Non era mai stata convocata; nemmeno nel 2018, quand’era campionessa italiana. È successo nel 2020, con la preparazione cambiata a qualche settimana dal via: per quanto duro, il percorso di Imola era molto diverso da quello svizzero disegnato in principio.

«Una prima volta che non posso scordare – ricorda – giacché si correva in Italia e a vedermi c’erano anche i miei genitori e il mio fidanzato, cosa che non capita molto spesso. Ho lasciato sulla strada tutto quello che avevo in corpo. Ma per un capitano come Elisa Longo Borghini mi sembrava il minimo. E almeno, così facendo, ho iniziato a familiarizzare con le dinamiche del WorldTour».

Il lockdown

Del 2020, tra soddisfazioni e difficoltà, a Marta Cavalli è rimasto impresso il periodo di quarantena forzata.
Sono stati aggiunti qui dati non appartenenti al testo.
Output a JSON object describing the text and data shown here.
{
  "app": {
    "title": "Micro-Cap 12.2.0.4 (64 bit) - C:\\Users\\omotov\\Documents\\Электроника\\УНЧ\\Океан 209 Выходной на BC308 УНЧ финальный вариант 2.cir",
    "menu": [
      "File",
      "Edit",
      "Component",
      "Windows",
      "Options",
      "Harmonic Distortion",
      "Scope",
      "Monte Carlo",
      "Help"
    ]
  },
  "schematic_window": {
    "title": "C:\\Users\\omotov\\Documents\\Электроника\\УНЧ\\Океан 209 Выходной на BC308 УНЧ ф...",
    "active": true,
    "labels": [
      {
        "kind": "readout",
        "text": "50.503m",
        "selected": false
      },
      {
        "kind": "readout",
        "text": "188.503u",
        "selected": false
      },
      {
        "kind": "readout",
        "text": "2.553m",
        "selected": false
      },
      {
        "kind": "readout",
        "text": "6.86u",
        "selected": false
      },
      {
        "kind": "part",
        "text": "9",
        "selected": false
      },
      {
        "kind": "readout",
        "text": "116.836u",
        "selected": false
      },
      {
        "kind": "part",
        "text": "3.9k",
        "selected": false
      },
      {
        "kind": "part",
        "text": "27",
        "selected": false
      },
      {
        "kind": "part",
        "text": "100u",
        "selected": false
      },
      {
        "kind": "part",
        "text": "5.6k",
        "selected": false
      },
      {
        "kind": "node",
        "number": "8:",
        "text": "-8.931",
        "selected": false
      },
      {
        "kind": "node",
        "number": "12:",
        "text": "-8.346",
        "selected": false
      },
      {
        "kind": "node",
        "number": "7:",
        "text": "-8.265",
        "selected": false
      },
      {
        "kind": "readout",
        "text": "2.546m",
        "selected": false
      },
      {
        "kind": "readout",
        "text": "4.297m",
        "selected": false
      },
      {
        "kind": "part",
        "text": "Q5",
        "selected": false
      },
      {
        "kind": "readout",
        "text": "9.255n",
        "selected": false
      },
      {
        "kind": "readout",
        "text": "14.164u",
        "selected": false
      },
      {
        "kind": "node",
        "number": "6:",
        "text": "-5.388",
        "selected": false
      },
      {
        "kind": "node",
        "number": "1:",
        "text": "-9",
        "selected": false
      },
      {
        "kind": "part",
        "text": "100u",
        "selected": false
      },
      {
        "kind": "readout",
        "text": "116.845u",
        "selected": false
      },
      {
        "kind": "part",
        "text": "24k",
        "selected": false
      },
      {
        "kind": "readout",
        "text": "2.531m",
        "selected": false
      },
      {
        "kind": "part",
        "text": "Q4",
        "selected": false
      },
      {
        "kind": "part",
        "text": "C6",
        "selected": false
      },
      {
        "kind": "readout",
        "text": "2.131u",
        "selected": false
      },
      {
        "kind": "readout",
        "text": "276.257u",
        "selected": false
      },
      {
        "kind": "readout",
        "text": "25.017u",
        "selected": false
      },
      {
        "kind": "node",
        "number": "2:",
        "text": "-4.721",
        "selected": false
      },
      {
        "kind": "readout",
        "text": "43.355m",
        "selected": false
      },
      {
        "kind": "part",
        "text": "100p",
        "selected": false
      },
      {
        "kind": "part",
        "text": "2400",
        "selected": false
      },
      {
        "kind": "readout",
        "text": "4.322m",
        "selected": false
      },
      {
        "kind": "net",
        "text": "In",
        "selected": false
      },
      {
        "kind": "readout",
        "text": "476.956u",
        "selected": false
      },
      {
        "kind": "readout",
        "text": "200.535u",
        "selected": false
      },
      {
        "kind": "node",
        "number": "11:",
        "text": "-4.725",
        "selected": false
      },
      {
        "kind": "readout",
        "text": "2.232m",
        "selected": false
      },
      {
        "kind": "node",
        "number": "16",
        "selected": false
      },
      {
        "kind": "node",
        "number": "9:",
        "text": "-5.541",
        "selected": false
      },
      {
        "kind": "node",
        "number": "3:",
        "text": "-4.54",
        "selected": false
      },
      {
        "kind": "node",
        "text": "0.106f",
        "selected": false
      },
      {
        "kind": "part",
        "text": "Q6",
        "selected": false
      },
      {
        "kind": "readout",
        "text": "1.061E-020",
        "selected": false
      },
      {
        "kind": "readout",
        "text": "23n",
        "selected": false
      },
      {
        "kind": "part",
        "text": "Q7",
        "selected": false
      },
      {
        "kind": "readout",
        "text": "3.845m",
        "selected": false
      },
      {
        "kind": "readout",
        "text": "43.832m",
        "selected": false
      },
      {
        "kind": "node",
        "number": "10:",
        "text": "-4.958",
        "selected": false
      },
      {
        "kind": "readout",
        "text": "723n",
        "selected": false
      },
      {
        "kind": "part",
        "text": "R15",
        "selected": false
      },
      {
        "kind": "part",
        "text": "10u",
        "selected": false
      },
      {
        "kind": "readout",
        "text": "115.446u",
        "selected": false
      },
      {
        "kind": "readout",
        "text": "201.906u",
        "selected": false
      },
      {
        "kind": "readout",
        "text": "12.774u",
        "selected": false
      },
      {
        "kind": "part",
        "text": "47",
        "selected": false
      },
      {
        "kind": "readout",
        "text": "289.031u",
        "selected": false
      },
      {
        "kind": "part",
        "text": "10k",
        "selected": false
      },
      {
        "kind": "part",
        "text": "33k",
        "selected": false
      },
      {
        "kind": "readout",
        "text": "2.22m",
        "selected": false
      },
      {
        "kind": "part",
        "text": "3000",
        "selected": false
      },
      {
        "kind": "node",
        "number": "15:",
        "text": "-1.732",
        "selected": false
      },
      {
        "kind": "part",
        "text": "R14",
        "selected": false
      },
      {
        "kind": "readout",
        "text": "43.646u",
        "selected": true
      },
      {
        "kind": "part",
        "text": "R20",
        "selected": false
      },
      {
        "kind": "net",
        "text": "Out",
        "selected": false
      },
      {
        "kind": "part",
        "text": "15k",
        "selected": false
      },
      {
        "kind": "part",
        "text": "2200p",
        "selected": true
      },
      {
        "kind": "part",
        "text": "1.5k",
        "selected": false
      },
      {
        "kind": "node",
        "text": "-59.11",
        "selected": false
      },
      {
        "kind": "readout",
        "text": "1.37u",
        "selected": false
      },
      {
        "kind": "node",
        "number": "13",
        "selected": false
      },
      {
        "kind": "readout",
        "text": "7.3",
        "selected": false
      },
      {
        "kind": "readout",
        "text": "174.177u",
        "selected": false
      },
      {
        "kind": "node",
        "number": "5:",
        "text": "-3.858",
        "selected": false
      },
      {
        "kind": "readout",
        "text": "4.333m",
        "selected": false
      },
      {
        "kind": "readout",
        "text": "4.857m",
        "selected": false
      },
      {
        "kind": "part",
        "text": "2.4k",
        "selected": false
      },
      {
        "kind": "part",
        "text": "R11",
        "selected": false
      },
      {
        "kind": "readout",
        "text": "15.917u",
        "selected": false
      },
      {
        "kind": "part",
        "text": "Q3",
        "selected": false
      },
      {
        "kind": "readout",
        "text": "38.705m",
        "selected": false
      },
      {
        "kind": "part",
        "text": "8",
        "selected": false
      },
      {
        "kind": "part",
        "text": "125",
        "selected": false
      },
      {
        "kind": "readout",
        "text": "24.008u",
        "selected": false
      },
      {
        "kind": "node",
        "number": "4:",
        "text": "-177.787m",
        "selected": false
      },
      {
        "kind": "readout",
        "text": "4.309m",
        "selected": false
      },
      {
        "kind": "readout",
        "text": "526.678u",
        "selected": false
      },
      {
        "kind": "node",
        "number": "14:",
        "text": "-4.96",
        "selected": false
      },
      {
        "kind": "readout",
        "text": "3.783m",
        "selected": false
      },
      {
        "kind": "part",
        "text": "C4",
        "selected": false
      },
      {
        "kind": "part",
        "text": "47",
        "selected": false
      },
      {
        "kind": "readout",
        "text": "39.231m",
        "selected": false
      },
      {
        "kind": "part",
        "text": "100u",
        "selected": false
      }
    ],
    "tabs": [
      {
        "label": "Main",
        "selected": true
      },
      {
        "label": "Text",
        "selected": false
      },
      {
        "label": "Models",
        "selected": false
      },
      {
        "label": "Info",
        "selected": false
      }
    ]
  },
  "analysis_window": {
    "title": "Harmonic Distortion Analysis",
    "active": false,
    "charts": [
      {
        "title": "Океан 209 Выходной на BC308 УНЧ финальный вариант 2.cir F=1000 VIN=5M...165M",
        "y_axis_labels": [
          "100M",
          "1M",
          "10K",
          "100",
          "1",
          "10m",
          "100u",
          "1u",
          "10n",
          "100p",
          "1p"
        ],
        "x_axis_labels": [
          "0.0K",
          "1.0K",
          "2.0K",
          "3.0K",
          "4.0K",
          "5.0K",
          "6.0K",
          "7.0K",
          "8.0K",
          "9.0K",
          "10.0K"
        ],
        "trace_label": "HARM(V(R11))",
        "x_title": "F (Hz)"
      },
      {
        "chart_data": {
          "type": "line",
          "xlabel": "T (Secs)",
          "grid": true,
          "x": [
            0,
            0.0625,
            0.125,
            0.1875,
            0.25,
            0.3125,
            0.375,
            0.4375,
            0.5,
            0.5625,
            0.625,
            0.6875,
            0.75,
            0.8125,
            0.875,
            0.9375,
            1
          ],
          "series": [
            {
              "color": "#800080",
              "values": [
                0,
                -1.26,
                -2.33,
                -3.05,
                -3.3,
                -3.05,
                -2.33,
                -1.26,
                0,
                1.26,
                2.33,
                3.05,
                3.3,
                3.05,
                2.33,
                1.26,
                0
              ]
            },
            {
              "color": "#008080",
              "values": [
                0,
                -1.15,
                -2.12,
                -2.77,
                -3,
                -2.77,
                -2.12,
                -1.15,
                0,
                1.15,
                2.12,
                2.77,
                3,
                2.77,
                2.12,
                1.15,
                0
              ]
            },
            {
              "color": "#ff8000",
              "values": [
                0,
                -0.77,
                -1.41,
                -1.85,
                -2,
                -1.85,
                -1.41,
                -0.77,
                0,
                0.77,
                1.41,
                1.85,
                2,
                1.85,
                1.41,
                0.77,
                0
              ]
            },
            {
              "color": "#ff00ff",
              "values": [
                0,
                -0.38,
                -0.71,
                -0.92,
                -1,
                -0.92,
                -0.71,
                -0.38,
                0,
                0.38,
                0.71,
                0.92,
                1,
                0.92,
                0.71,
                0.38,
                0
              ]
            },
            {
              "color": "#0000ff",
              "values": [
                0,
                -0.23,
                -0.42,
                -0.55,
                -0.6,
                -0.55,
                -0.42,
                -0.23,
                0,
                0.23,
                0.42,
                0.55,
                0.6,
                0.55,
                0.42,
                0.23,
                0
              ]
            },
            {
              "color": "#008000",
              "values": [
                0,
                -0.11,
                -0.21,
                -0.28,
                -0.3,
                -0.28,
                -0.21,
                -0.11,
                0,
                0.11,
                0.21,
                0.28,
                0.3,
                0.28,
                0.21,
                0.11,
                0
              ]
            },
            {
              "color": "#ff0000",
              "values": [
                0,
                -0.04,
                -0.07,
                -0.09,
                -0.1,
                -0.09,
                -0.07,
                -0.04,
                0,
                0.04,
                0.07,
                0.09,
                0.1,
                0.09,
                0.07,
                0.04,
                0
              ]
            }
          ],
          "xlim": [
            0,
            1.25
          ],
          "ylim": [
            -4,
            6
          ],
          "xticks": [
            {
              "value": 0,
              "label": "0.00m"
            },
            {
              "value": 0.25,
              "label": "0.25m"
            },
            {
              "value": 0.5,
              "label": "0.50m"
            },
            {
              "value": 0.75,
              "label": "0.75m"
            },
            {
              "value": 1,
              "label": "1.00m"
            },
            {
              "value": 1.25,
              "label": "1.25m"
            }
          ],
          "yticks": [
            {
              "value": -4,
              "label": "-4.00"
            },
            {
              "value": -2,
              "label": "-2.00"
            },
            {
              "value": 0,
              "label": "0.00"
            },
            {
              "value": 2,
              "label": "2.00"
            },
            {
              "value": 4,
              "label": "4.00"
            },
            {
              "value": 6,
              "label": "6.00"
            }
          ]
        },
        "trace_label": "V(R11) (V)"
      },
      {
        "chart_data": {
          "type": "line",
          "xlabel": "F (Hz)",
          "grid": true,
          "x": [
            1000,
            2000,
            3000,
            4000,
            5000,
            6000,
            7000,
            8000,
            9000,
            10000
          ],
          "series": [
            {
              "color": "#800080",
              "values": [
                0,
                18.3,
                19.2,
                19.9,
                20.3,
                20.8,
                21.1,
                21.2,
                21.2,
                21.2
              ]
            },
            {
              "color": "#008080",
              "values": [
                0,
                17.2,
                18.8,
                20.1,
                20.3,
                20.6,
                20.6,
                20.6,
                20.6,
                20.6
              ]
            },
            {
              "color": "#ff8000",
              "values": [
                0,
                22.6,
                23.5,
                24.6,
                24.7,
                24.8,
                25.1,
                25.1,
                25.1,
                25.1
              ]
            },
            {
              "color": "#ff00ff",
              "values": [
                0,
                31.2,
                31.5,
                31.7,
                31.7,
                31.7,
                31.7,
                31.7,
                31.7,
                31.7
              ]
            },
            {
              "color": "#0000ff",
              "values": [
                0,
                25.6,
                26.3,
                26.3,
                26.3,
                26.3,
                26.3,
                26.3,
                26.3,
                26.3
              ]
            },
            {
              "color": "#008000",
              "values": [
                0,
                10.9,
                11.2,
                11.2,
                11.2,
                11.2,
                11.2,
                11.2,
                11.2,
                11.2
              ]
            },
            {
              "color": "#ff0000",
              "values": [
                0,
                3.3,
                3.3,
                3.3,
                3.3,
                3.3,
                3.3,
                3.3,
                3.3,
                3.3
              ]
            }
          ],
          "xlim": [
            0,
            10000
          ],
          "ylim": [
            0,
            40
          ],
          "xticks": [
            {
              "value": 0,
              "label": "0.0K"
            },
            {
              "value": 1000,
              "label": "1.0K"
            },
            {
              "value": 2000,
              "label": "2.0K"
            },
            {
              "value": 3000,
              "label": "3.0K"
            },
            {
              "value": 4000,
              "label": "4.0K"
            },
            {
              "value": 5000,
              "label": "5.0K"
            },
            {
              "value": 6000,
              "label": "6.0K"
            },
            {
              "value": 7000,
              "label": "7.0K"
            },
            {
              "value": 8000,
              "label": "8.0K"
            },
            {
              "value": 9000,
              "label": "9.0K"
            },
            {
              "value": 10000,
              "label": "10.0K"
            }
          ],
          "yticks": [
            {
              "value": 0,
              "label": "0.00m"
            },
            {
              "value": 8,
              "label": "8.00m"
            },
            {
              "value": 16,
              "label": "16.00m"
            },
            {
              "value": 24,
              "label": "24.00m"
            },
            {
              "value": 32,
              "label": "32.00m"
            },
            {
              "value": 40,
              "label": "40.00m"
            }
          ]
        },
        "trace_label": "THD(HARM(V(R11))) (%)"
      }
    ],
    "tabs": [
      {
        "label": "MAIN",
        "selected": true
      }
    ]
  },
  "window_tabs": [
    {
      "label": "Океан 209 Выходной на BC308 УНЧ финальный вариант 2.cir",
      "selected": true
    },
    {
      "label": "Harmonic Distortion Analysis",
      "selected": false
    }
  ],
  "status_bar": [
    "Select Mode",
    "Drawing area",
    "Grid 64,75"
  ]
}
Non poteva pedalare all’aria aperta, ha infuso coraggio alla sorella impegnata con la maturità a distanza, si è messa ai fornelli preparando diversi dolci (il suo passatempo preferito, la madre lavora nel settore e le ha insegnato tutto).

È fortunata, Marta Cavalli: le persone più importanti della sua vita hanno accettato la sua esistenza frenetica e complessa, riuscendo a godersela in quei pochi momenti di compagnia e vicinanza. La primavera dello scorso anno è stato uno di questi. «I sacrifici che involontariamente impongo alla mia famiglia e al mio fidanzato sono la mia benzina: devo necessariamente dare un senso a tutte queste rinunce, una volta in corsa. E quando la quarantena primaverile è terminata, mi sono ritrovata con due riflessioni in più: l’uomo è un animale sociale, non è fatto per stare da solo e rinchiuso; e pedalare rimane la mia passione più grande».